Coconut oil is derived from the coconut meat of mature coconuts. It is entirely composed of molecules called triglycerides, which typically come in one of three varieties: monounsaturated, polyunsaturated, and saturated. Approximately 91% of the calories in coconut oil are from saturated fats, with monounsaturated and polyunsaturated fats composing 6% and 3% of coconut oil triglycerides, respectively.

Because coconut oil is primarily composed of saturated fats, many people have demonized them while praising oils high in unsaturated fats (such as vegetable oil and olive oil) as being universally healthy. However, this assumption has recently come under scrutiny. A meta-analysis of 72 research studies, including 27 randomized controlled clinical trials, found no significant association between the consumption of saturated fats and diseases of the heart and blood vessels. Thus, researchers concluded that "current evidence does not clearly support cardiovascular guidelines that encourage high consumption of polyunsaturated fatty acids and low consumption of total saturated fats."

Coconut oil comes with several potential benefits for body composition, heart health, and overall well-being. It may help increase resting energy expenditure, optimize cholesterol levels, burn extra belly fat when substituted for long-chain triglycerides (LCTs), and increase ketone levels.
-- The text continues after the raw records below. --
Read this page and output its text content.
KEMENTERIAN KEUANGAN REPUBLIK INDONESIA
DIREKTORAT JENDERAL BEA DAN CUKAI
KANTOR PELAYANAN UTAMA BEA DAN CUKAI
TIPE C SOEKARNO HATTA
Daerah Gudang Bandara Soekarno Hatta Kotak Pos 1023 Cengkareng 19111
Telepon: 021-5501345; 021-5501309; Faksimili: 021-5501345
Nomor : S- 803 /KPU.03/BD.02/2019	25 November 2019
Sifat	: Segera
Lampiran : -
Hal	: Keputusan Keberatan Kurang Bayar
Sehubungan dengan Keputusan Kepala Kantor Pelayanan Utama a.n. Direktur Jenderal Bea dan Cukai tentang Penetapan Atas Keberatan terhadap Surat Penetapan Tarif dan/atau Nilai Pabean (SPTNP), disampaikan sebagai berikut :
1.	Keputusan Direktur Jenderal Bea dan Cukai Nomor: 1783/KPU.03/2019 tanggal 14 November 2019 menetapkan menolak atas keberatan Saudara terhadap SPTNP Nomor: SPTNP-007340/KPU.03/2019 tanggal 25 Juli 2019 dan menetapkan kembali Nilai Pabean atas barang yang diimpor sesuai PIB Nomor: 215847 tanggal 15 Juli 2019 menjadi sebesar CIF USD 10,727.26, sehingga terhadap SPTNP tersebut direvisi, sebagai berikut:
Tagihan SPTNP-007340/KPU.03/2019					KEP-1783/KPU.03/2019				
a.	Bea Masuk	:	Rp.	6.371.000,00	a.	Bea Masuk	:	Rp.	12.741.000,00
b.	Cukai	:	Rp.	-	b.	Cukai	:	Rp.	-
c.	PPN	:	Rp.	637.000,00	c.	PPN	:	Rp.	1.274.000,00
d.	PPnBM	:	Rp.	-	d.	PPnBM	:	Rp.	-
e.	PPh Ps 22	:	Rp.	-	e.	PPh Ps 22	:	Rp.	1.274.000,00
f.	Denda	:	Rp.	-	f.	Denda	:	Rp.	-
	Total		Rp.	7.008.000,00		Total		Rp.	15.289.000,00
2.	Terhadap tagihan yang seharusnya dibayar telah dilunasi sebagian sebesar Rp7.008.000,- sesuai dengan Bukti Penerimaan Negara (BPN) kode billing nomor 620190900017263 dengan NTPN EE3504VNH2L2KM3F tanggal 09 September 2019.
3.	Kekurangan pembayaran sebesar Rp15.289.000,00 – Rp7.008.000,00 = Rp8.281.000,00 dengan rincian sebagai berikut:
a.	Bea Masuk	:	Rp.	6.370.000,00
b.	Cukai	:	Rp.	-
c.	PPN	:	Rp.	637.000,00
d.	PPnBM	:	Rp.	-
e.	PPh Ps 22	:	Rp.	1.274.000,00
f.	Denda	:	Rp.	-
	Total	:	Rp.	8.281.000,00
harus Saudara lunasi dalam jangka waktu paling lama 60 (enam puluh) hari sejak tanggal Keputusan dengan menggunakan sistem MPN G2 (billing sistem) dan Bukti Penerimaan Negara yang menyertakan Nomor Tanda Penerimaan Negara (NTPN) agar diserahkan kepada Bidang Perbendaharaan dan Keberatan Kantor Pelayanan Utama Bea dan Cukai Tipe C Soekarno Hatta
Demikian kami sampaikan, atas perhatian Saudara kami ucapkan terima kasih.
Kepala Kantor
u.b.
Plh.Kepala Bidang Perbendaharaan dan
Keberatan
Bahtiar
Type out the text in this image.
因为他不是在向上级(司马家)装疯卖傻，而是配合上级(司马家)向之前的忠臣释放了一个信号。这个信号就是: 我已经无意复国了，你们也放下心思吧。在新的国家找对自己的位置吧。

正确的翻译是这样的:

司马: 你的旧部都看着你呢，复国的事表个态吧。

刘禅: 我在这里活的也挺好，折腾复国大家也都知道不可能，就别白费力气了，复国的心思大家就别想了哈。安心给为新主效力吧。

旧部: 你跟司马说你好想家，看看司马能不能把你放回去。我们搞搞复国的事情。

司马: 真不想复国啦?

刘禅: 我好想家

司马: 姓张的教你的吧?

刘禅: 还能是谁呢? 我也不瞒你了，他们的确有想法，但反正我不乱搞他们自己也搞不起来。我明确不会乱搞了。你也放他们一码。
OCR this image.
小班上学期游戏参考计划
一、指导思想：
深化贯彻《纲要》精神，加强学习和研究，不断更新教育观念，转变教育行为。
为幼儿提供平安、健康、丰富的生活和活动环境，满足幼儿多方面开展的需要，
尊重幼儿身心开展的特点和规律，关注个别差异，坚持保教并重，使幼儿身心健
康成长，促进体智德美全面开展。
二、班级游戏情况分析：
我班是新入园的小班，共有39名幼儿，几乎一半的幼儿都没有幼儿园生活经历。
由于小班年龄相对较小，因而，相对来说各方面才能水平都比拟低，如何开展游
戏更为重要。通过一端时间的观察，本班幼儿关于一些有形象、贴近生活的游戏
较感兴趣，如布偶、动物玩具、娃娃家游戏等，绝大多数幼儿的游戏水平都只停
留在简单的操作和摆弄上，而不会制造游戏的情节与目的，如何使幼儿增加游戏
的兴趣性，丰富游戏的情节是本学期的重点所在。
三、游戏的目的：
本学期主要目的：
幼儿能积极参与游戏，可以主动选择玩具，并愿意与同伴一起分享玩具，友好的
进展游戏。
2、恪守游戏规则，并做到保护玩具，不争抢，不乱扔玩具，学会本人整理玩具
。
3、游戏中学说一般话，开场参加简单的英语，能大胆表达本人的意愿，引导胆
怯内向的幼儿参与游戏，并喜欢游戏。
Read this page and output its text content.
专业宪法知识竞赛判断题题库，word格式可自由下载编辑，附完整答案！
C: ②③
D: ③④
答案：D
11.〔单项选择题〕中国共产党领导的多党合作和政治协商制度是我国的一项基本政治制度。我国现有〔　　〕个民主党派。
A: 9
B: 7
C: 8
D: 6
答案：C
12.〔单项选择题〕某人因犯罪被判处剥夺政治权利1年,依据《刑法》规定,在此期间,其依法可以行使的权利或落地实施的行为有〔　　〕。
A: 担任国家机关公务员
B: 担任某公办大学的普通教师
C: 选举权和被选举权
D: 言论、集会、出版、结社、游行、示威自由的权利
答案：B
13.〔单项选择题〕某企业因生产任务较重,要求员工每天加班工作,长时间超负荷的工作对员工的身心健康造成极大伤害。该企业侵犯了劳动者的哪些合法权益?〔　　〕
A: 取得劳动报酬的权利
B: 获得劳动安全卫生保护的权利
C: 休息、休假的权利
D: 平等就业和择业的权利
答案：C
Coconut oil has a high smoke point and is relatively flavorless, making it an excellent option for keto cooking and for those who don't like the smell or flavor of coconuts. This type of coconut oil is typically deodorized, bleached, and expeller-pressed.

Unrefined coconut oil, on the other hand, may also be called virgin or extra-virgin. It possesses a light coconut taste and aroma due to the fact that it isn't bleached, deodorized, or refined. As a result, this coconut oil has a lower smoke point and is best used for low-to-medium heat cooking/baking in which a coconut flavor is welcome.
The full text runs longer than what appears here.